Peter E. Huber „Krisen als neue Normalität im Jahr 2017“

Peter E. Huber, Fondsmanager und Vorstand von Starcapital

Peter E. Huber, Fondsmanager und Vorstand von Starcapital

„Brexit, Trump-Sieg und Renzi-Debakel – die Dichte der überwiegend politisch motivierten Einschläge nimmt zu. Das politische Establishment, das sich selbst als Elite bezeichnet, reagiert mit hohlen Phrasen wie ‚Weiter so‘ und ‚Wir schaffen das‘“, empört sich Fondsmanager und Vorstand der Starcapital Peter E. Huber über die Reaktionen auf die jüngsten Krisen. Die Notenbanken hätten sich mittlerweile mit ihrer Staatsfinanzierung zu willigen Helfern mandatiert und die Zinsen auf historische Tiefststände gedrückt.

„Die EZB kauft jeden Monat für 80 Milliarden Euro Anleihen – insbesondere Staatspapiere. Und die Bank of Japan hat es geschafft, innerhalb der letzten dreieinhalb Jahre 38 Prozent der gesamten Staatsschulden aufzukaufen“, resümiert Huber. Zögerliches Investitionsverhalten bei Unternehmen und um ihre Altersvorsorge bangende Konsumenten seien die Folge. Die „eurokritischen Fliehkräfte“ nähmen zu, Krisen würden zur neuen Normalität.

Sicherheit um jeden Preis

Vor diesem Hintergrund, so der Fondsmanager, sei es verständlich, dass Kapitalanleger vor allem eines suchten: Sicherheit um jeden Preis und dies in einem Umfeld, in dem es keine sicheren Anlagen mehr gebe.
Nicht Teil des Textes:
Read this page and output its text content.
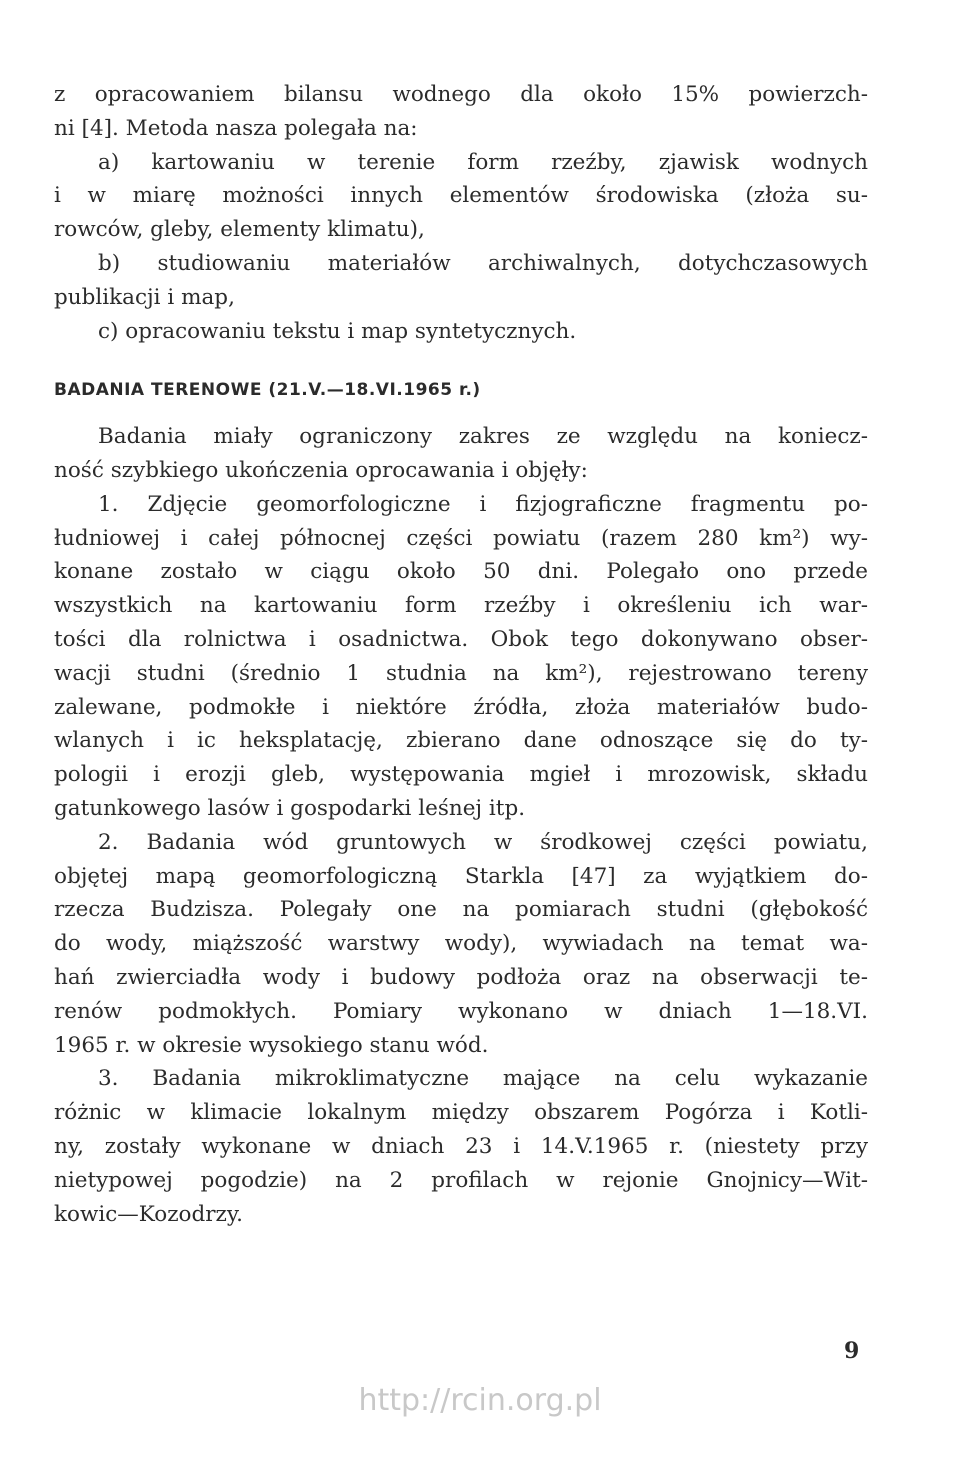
z opracowaniem bilansu wodnego dla około 15% powierzch-
ni [4]. Metoda nasza polegała na:
a) kartowaniu w terenie form rzeźby, zjawisk wodnych
i w miarę możności innych elementów środowiska (złoża su-
rowców, gleby, elementy klimatu),
b) studiowaniu materiałów archiwalnych, dotychczasowych
publikacji i map,
c) opracowaniu tekstu i map syntetycznych.
BADANIA TERENOWE (21.V.—18.VI.1965 r.)
Badania miały ograniczony zakres ze względu na koniecz-
ność szybkiego ukończenia oprocawania i objęły:
1. Zdjęcie geomorfologiczne i fizjograficzne fragmentu po-
łudniowej i całej północnej części powiatu (razem 280 km²) wy-
konane zostało w ciągu około 50 dni. Polegało ono przede
wszystkich na kartowaniu form rzeźby i określeniu ich war-
tości dla rolnictwa i osadnictwa. Obok tego dokonywano obser-
wacji studni (średnio 1 studnia na km²), rejestrowano tereny
zalewane, podmokłe i niektóre źródła, złoża materiałów budo-
wlanych i ic heksplatację, zbierano dane odnoszące się do ty-
pologii i erozji gleb, występowania mgieł i mrozowisk, składu
gatunkowego lasów i gospodarki leśnej itp.
2. Badania wód gruntowych w środkowej części powiatu,
objętej mapą geomorfologiczną Starkla [47] za wyjątkiem do-
rzecza Budzisza. Polegały one na pomiarach studni (głębokość
do wody, miąższość warstwy wody), wywiadach na temat wa-
hań zwierciadła wody i budowy podłoża oraz na obserwacji te-
renów podmokłych. Pomiary wykonano w dniach 1—18.VI.
1965 r. w okresie wysokiego stanu wód.
3. Badania mikroklimatyczne mające na celu wykazanie
różnic w klimacie lokalnym między obszarem Pogórza i Kotli-
ny, zostały wykonane w dniach 23 i 14.V.1965 r. (niestety przy
nietypowej pogodzie) na 2 profilach w rejonie Gnojnicy—Wit-
kowic—Kozodrzy.
9
http://rcin.org.pl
Das Team der Starcapital hat die Zu- und Abflüsse nachvollzogen: 2016 sind über 100 Milliarden US-Dollar aus globalen Aktienfonds abgeflossen und dies obwohl über 150 Milliarden US-Dollar neu in Aktien-ETFs investiert wurden.

Rentenfonds verzeichneten jedoch Neugelder von 153 Milliarden US-Dollar. Deutsche Versicherungen halten 80 Prozent ihres Vermögens in Anleihen und nur 4,3 Prozent in Aktien. Das sind deutlich mehr Anleihen und deutlich weniger Aktien als vor zehn Jahren.

Grafik: Kapitalmarktausblick der Starcapital AG

Die Vermögensverwalter von Starcapital rechnen für 2017 mit einer Umkehrung der Kapitalströme. Ursache für diesen Paradigmenwechsel seien im Wesentlichen drei Entwicklungen: Erstens, eine mögliche Zinswende. Die Negativzinsen destabilisierten das Finanzsystem und führten unweigerlich zu neuen Krisen im Bankensystem.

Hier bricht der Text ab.